Have your books made any impact, to save children from the menace?
Absolutely, the feedbacks I get from both parents and children are phenomenal. Parents tell me it has equipped them with the right information on how to keep their children safe and how their relationship with their children improved greatly after reading my books. And more heart-warming would be from the plethora of children who have told me how their lives have changed for the better after reading my books. My books are in use in primary and secondary schools in Nigeria and one of them is recommended for use in the Junior WAEC.
How was growing up for you? Share with us the family background that propelled you to where you are today.
I had a good childhood but wished my dad was more present in our lives. He was busy during my formative years and I remember I usually wished he was more available. My mum tried her best to make up for his absence, especially at school events but I still wished he was more available. This is why I emphasise that both father and mother should try and be fully involved in their child›s welfare and not just financial.

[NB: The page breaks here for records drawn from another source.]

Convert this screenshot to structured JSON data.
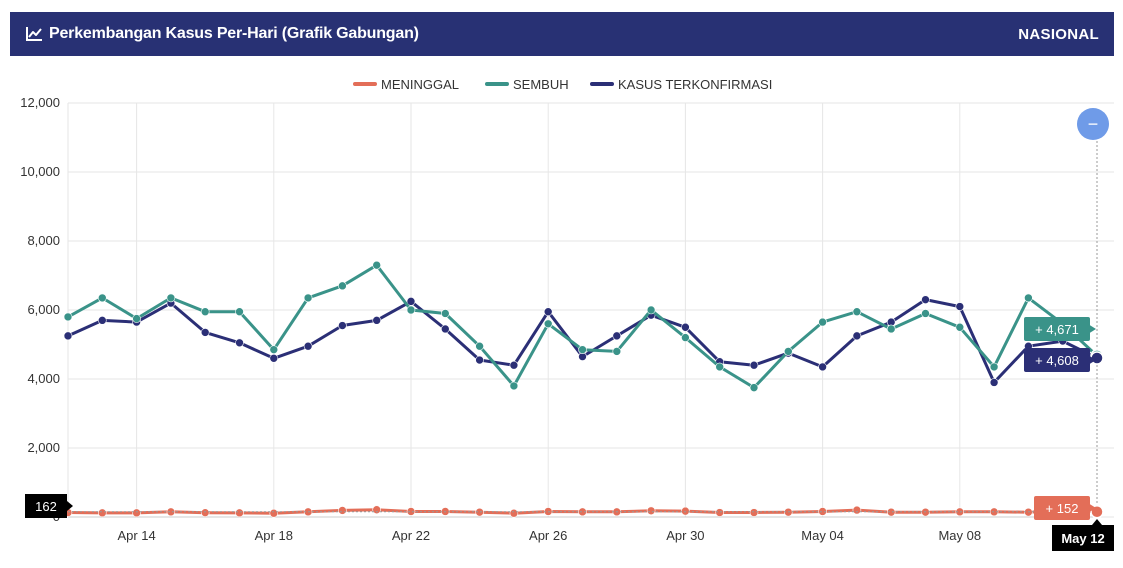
{
  "header": {
    "title": "Perkembangan Kasus Per-Hari (Grafik Gabungan)",
    "region": "NASIONAL",
    "chart_icon": "line-chart-icon"
  },
  "zoom_button": {
    "icon": "minus-icon",
    "label": "−"
  },
  "colors": {
    "header_bg": "#283174",
    "meninggal": "#e36e58",
    "sembuh": "#3a9389",
    "terkonfirmasi": "#2b2f76",
    "zoom": "#6f9be8"
  },
  "chart_data": {
    "type": "line",
    "title": "Perkembangan Kasus Per-Hari (Grafik Gabungan)",
    "ylim": [
      0,
      12000
    ],
    "yticks": [
      0,
      2000,
      4000,
      6000,
      8000,
      10000,
      12000
    ],
    "ytick_labels": [
      "0",
      "2,000",
      "4,000",
      "6,000",
      "8,000",
      "10,000",
      "12,000"
    ],
    "xlim": [
      "2021-04-12",
      "2021-05-12"
    ],
    "xtick_labels": [
      {
        "date": "2021-04-14",
        "label": "Apr 14"
      },
      {
        "date": "2021-04-18",
        "label": "Apr 18"
      },
      {
        "date": "2021-04-22",
        "label": "Apr 22"
      },
      {
        "date": "2021-04-26",
        "label": "Apr 26"
      },
      {
        "date": "2021-04-30",
        "label": "Apr 30"
      },
      {
        "date": "2021-05-04",
        "label": "May 04"
      },
      {
        "date": "2021-05-08",
        "label": "May 08"
      }
    ],
    "grid": true,
    "legend_position": "top-center",
    "x": [
      "2021-04-12",
      "2021-04-13",
      "2021-04-14",
      "2021-04-15",
      "2021-04-16",
      "2021-04-17",
      "2021-04-18",
      "2021-04-19",
      "2021-04-20",
      "2021-04-21",
      "2021-04-22",
      "2021-04-23",
      "2021-04-24",
      "2021-04-25",
      "2021-04-26",
      "2021-04-27",
      "2021-04-28",
      "2021-04-29",
      "2021-04-30",
      "2021-05-01",
      "2021-05-02",
      "2021-05-03",
      "2021-05-04",
      "2021-05-05",
      "2021-05-06",
      "2021-05-07",
      "2021-05-08",
      "2021-05-09",
      "2021-05-10",
      "2021-05-11",
      "2021-05-12"
    ],
    "series": [
      {
        "name": "MENINGGAL",
        "color": "#e36e58",
        "values": [
          130,
          120,
          120,
          150,
          125,
          120,
          110,
          150,
          190,
          210,
          160,
          160,
          140,
          110,
          160,
          150,
          150,
          180,
          170,
          130,
          130,
          140,
          160,
          200,
          140,
          140,
          150,
          150,
          140,
          190,
          152
        ]
      },
      {
        "name": "SEMBUH",
        "color": "#3a9389",
        "values": [
          5800,
          6350,
          5750,
          6350,
          5950,
          5950,
          4850,
          6350,
          6700,
          7300,
          6000,
          5900,
          4950,
          3800,
          5600,
          4850,
          4800,
          6000,
          5200,
          4350,
          3750,
          4800,
          5650,
          5950,
          5450,
          5900,
          5500,
          4350,
          6350,
          5600,
          4671
        ]
      },
      {
        "name": "KASUS TERKONFIRMASI",
        "color": "#2b2f76",
        "values": [
          5250,
          5700,
          5650,
          6200,
          5350,
          5050,
          4600,
          4950,
          5550,
          5700,
          6250,
          5450,
          4550,
          4400,
          5950,
          4650,
          5250,
          5850,
          5500,
          4500,
          4400,
          4750,
          4350,
          5250,
          5650,
          6300,
          6100,
          3900,
          4950,
          5100,
          4608
        ]
      }
    ],
    "tooltip": {
      "date_label": "May 12",
      "meninggal_label": "+ 152",
      "sembuh_label": "+ 4,671",
      "terkonfirmasi_label": "+ 4,608",
      "crosshair_y_label": "162"
    }
  }
}
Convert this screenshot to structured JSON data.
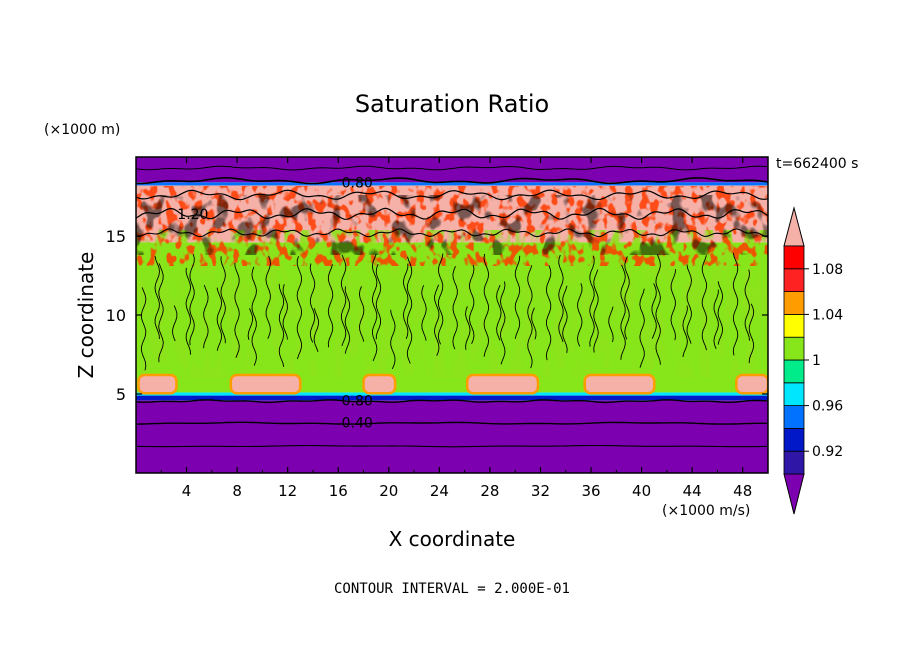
{
  "chart_data": {
    "type": "heatmap",
    "title": "Saturation Ratio",
    "xlabel": "X coordinate",
    "ylabel": "Z coordinate",
    "x_unit": "(×1000 m/s)",
    "y_unit": "(×1000 m)",
    "time_label": "t=662400 s",
    "footer": "CONTOUR INTERVAL = 2.000E-01",
    "xlim": [
      0,
      50
    ],
    "ylim": [
      0,
      20
    ],
    "x_ticks": [
      4,
      8,
      12,
      16,
      20,
      24,
      28,
      32,
      36,
      40,
      44,
      48
    ],
    "x_tick_labels": [
      "4",
      "8",
      "12",
      "16",
      "20",
      "24",
      "28",
      "32",
      "36",
      "40",
      "44",
      "48"
    ],
    "y_ticks": [
      5,
      10,
      15
    ],
    "y_tick_labels": [
      "5",
      "10",
      "15"
    ],
    "contour_labels": [
      {
        "text": "0.80",
        "x": 17.5,
        "z": 18.4
      },
      {
        "text": "1.20",
        "x": 4.5,
        "z": 16.4
      },
      {
        "text": "0.80",
        "x": 17.5,
        "z": 4.6
      },
      {
        "text": "0.40",
        "x": 17.5,
        "z": 3.2
      }
    ],
    "colorbar": {
      "boundaries": [
        0.9,
        0.92,
        0.94,
        0.96,
        0.98,
        1.0,
        1.02,
        1.04,
        1.06,
        1.08,
        1.1
      ],
      "colors": [
        "#7c00b0",
        "#2f16a6",
        "#0018c8",
        "#0072ff",
        "#00e6ff",
        "#00ec8a",
        "#86e61a",
        "#ffff00",
        "#ff9c00",
        "#ff2222",
        "#ff0000",
        "#f5b0a8"
      ],
      "tick_values": [
        1.08,
        1.04,
        1.0,
        0.96,
        0.92
      ],
      "tick_labels": [
        "1.08",
        "1.04",
        "1",
        "0.96",
        "0.92"
      ]
    },
    "layers": [
      {
        "z0": 0.0,
        "z1": 4.6,
        "value": 0.5
      },
      {
        "z0": 4.6,
        "z1": 4.9,
        "value": 0.93
      },
      {
        "z0": 4.9,
        "z1": 5.1,
        "value": 0.97
      },
      {
        "z0": 5.1,
        "z1": 14.6,
        "value": 1.0
      },
      {
        "z0": 14.6,
        "z1": 18.2,
        "value": 1.2
      },
      {
        "z0": 18.2,
        "z1": 18.4,
        "value": 0.95
      },
      {
        "z0": 18.4,
        "z1": 20.0,
        "value": 0.7
      }
    ],
    "low_cloud_patches": [
      {
        "x0": 0.2,
        "x1": 3.2
      },
      {
        "x0": 7.5,
        "x1": 13.0
      },
      {
        "x0": 18.0,
        "x1": 20.5
      },
      {
        "x0": 26.2,
        "x1": 31.8
      },
      {
        "x0": 35.5,
        "x1": 41.0
      },
      {
        "x0": 47.5,
        "x1": 50.0
      }
    ]
  }
}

That said, my dad influenced me so much to become the writer that I am. He made me love to read as he would read newspapers and other educational materials and give them to me. We always held very logical conversations and I think this influenced me greatly to love writing. As a child, I wrote many books that I can’t find today. My mum on the other hand, influenced me to become the very kind person and humanitarian person that I am today. She loved and still loves to help people especially the less privileged.
If you weren’t a doctor, what would you have loved to be and why?
Maybe a teacher because I absolutely love children and want them to live right and purposefully. Then, again, l love to see children safe from any form of harm as they grow to achieve their potentials.